For mid-size companies in particular this will probably be a problem since these contracts are complex often requiring significant legal input and therefore cost and resource time, Durbin notes.

Yaniv Avidan, CEO and co-founder of MinerEye Ltd., observes that overseas cloud computing arose out of a need for collaboration, and the exponential growth of data that various parties need to access.

“Cloud adoption has been pushed by the levels of companies, even CEOs,” Avidan says, explaining the recent growth of cloud service providers beyond the dominating large players, including Google, Amazon, IBM and Microsoft, in this space.

He noted that Europe’s recent implementation of GDPR and plan at the end of the year for the ePrivacy Regulation requires that the service providers are as much responsible for the protection of PII as are the clients. “They’re (the regulations) are being directed at the cloud vendors.”

That being said, it behooves both service provider and customer alike to know exactly what data exists and where it lies, prior to a breach, notes Avidan.

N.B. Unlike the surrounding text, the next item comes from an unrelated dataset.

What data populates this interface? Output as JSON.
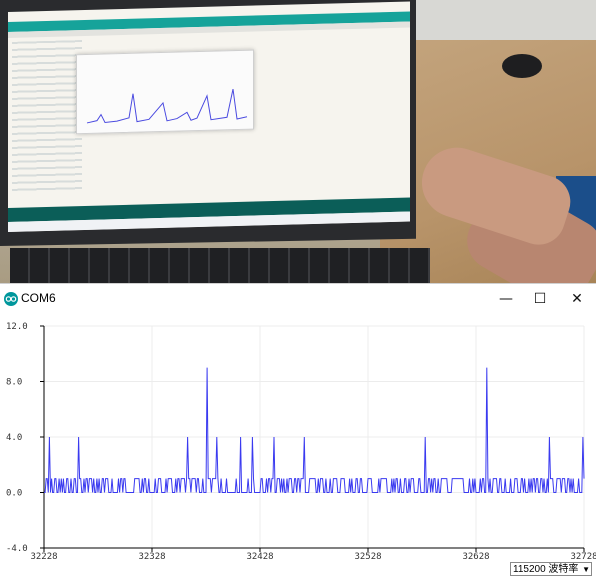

“I would say that Europe’s data privacy laws are stringent enough that if you don’t have a presence over there it’s going to be hard to do business there,” comments security expert Ian Eyberg, founder of NanoVMs.

Russia, Durbin points out, was one of the first countries to insist that Russian data be stored on Russian soil. “The sensitivity to geographic boundaries is one that the major cloud providers have needed to respond to with the establishing of local data centers able to provide local storage where and when required,” he adds.

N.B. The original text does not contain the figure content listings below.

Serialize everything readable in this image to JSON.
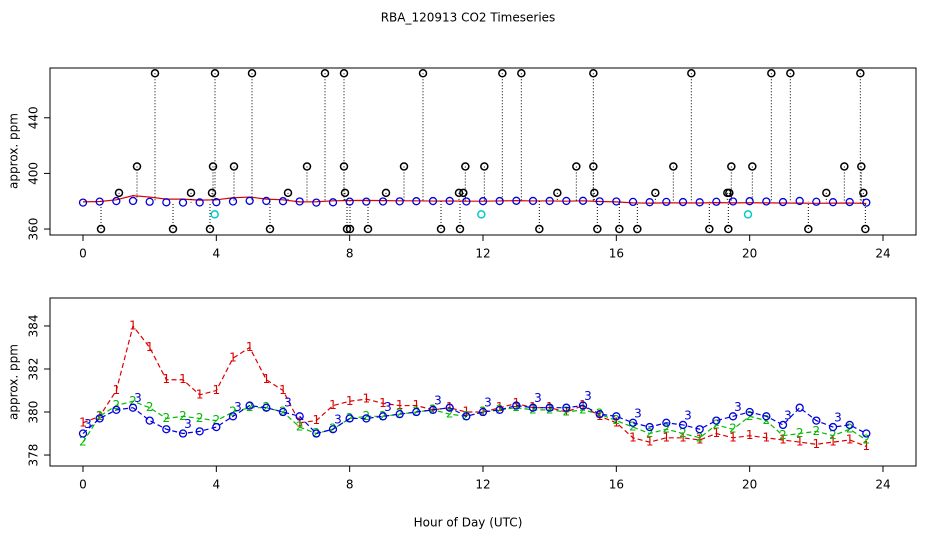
{
  "chart_data": [
    {
      "type": "scatter",
      "title": "RBA_120913  CO2 Timeseries",
      "y_label": "approx. ppm",
      "xlim": [
        -0.99,
        24.99
      ],
      "xticks": [
        0,
        4,
        8,
        12,
        16,
        20,
        24
      ],
      "ylim": [
        355.7,
        475.8
      ],
      "yticks": [
        360,
        400,
        440
      ],
      "x": [
        0,
        0.5,
        1,
        1.5,
        2,
        2.5,
        3,
        3.5,
        4,
        4.5,
        5,
        5.5,
        6,
        6.5,
        7,
        7.5,
        8,
        8.5,
        9,
        9.5,
        10,
        10.5,
        11,
        11.5,
        12,
        12.5,
        13,
        13.5,
        14,
        14.5,
        15,
        15.5,
        16,
        16.5,
        17,
        17.5,
        18,
        18.5,
        19,
        19.5,
        20,
        20.5,
        21,
        21.5,
        22,
        22.5,
        23,
        23.5
      ],
      "series": [
        {
          "color": "#dd0000",
          "style": "line",
          "values": [
            379.5,
            379.8,
            381.0,
            384.0,
            383.0,
            381.5,
            381.5,
            380.8,
            381.0,
            382.5,
            383.0,
            381.5,
            381.0,
            379.5,
            379.6,
            380.3,
            380.5,
            380.6,
            380.4,
            380.3,
            380.3,
            380.1,
            380.2,
            380.0,
            380.0,
            380.2,
            380.4,
            380.2,
            380.2,
            380.0,
            380.3,
            379.8,
            379.5,
            378.8,
            378.6,
            378.8,
            378.8,
            378.7,
            379.0,
            378.8,
            378.9,
            378.8,
            378.7,
            378.6,
            378.5,
            378.6,
            378.7,
            378.4
          ]
        },
        {
          "color": "#0000dd",
          "style": "circle",
          "values": [
            379.0,
            379.7,
            380.1,
            380.2,
            379.6,
            379.2,
            379.0,
            379.1,
            379.3,
            379.8,
            380.3,
            380.2,
            380.0,
            379.8,
            379.0,
            379.2,
            379.7,
            379.7,
            379.8,
            379.9,
            380.0,
            380.1,
            380.2,
            379.8,
            380.0,
            380.1,
            380.3,
            380.2,
            380.2,
            380.2,
            380.3,
            379.9,
            379.8,
            379.5,
            379.3,
            379.5,
            379.4,
            379.2,
            379.6,
            379.8,
            380.0,
            379.8,
            379.4,
            380.2,
            379.6,
            379.3,
            379.4,
            379.0
          ]
        }
      ],
      "points": [
        {
          "color": "#00cccc",
          "style": "circle",
          "x": [
            3.95,
            11.95,
            19.95
          ],
          "values": [
            370.5,
            370.5,
            370.5
          ]
        },
        {
          "color": "#000000",
          "style": "circle-drop",
          "x": [
            0.54,
            1.08,
            1.62,
            2.16,
            2.7,
            3.24,
            3.81,
            3.87,
            3.9,
            3.96,
            4.53,
            5.07,
            5.61,
            6.15,
            6.72,
            7.26,
            7.83,
            7.83,
            7.86,
            7.92,
            8.01,
            8.55,
            9.09,
            9.63,
            10.2,
            10.74,
            11.28,
            11.31,
            11.41,
            11.47,
            12.04,
            12.58,
            13.15,
            13.69,
            14.23,
            14.8,
            15.31,
            15.31,
            15.34,
            15.43,
            16.09,
            16.63,
            17.17,
            17.71,
            18.25,
            18.79,
            19.33,
            19.36,
            19.39,
            19.45,
            20.08,
            20.65,
            21.22,
            21.76,
            22.3,
            22.84,
            23.32,
            23.35,
            23.41,
            23.47
          ],
          "values": [
            360,
            386,
            405,
            472,
            360,
            386,
            360,
            386,
            405,
            472,
            405,
            472,
            360,
            386,
            405,
            472,
            472,
            405,
            386,
            360,
            360,
            360,
            386,
            405,
            472,
            360,
            386,
            360,
            386,
            405,
            405,
            472,
            472,
            360,
            386,
            405,
            472,
            405,
            386,
            360,
            360,
            360,
            386,
            405,
            472,
            360,
            386,
            360,
            386,
            405,
            405,
            472,
            472,
            360,
            386,
            405,
            472,
            405,
            386,
            360
          ]
        }
      ]
    },
    {
      "type": "line",
      "x_label": "Hour of Day (UTC)",
      "y_label": "approx. ppm",
      "xlim": [
        -0.99,
        24.99
      ],
      "xticks": [
        0,
        4,
        8,
        12,
        16,
        20,
        24
      ],
      "ylim": [
        377.49,
        385.3
      ],
      "yticks": [
        378,
        380,
        382,
        384
      ],
      "x": [
        0,
        0.5,
        1,
        1.5,
        2,
        2.5,
        3,
        3.5,
        4,
        4.5,
        5,
        5.5,
        6,
        6.5,
        7,
        7.5,
        8,
        8.5,
        9,
        9.5,
        10,
        10.5,
        11,
        11.5,
        12,
        12.5,
        13,
        13.5,
        14,
        14.5,
        15,
        15.5,
        16,
        16.5,
        17,
        17.5,
        18,
        18.5,
        19,
        19.5,
        20,
        20.5,
        21,
        21.5,
        22,
        22.5,
        23,
        23.5
      ],
      "series": [
        {
          "marker": "1",
          "color": "#dd0000",
          "values": [
            379.5,
            379.8,
            381.0,
            384.0,
            383.0,
            381.5,
            381.5,
            380.8,
            381.0,
            382.5,
            383.0,
            381.5,
            381.0,
            379.5,
            379.6,
            380.3,
            380.5,
            380.6,
            380.4,
            380.3,
            380.3,
            380.1,
            380.2,
            380.0,
            380.0,
            380.2,
            380.4,
            380.2,
            380.2,
            380.0,
            380.3,
            379.8,
            379.5,
            378.8,
            378.6,
            378.8,
            378.8,
            378.7,
            379.0,
            378.8,
            378.9,
            378.8,
            378.7,
            378.6,
            378.5,
            378.6,
            378.7,
            378.4
          ]
        },
        {
          "marker": "2",
          "color": "#00bb00",
          "values": [
            378.6,
            379.8,
            380.3,
            380.5,
            380.2,
            379.7,
            379.8,
            379.7,
            379.6,
            380.0,
            380.2,
            380.2,
            380.0,
            379.3,
            379.0,
            379.2,
            379.7,
            379.8,
            379.8,
            379.9,
            380.0,
            380.1,
            379.9,
            379.8,
            380.0,
            380.1,
            380.2,
            380.1,
            380.1,
            380.0,
            380.1,
            379.9,
            379.6,
            379.3,
            379.0,
            379.2,
            379.0,
            378.8,
            379.4,
            379.2,
            379.8,
            379.6,
            378.9,
            379.0,
            379.1,
            378.9,
            379.2,
            378.7
          ]
        },
        {
          "marker": "3",
          "color": "#0000dd",
          "values": [
            379.0,
            379.7,
            380.1,
            380.2,
            379.6,
            379.2,
            379.0,
            379.1,
            379.3,
            379.8,
            380.3,
            380.2,
            380.0,
            379.8,
            379.0,
            379.2,
            379.7,
            379.7,
            379.8,
            379.9,
            380.0,
            380.1,
            380.2,
            379.8,
            380.0,
            380.1,
            380.3,
            380.2,
            380.2,
            380.2,
            380.3,
            379.9,
            379.8,
            379.5,
            379.3,
            379.5,
            379.4,
            379.2,
            379.6,
            379.8,
            380.0,
            379.8,
            379.4,
            380.2,
            379.6,
            379.3,
            379.4,
            379.0
          ]
        }
      ]
    }
  ]
}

Doug Peckover, founder of VaultChain, Inc., agrees as to Europe’s leadership role in protecting data in general, as well as cloud computing specifically, in contrast with the rest of the world.

“Virtually every industrialized country follows the EU privacy lead except for the U.S.,” Peckover says, noting California is the only state attempting to protect its citizens’ PII.

Peckover takes a practical view of the potential risk of relying on overseas cloud networks.

“We have no control of where packets end up, let alone where servers and data end up,” he says. “So VaultChain takes the position that everything is at risk for both hacking and compliance reasons. We include what we call ‘embedded forensics’ so at least the data owner has an idea of the where and when data is being requested (without putting the data at risk). Anything less is just wishful thinking.”

Measures like GDPR and eSecurity Regulation are “a start but they apply to all data, not just cloud data,” Peckover pointed out. For example, data in overseas (and local) legacy databases must also be protected, “so compliance could end up being a line-by-line review just like the industry had for Y2K (which was estimated to cost almost $500 billion),” he says.

Various vendor solutions aim to meet the stated requirements of GDPR (and quantum computers) without the need for these programming changes.

The experts expressed skepticism that staffing levels are sufficient for regulators to monitor compliance, yet another high-profile case or two could up the ante.

Large enterprises might have taken to address GDPR’s full compliance deadline this past May, but others are unsure how to comply because of infrastructure inadequacies to manage global data sets. “Much of it is window dressing,” Kothari says.

Peckover suggests observers keep an eye on the amount of fines being leveled against firms like Google and Facebook, alluding to the latter’s fallout surrounding Cambridge Analytica.

“We take the position that the court of public opinion will have a faster and greater impact than traditional courts,” he concludes.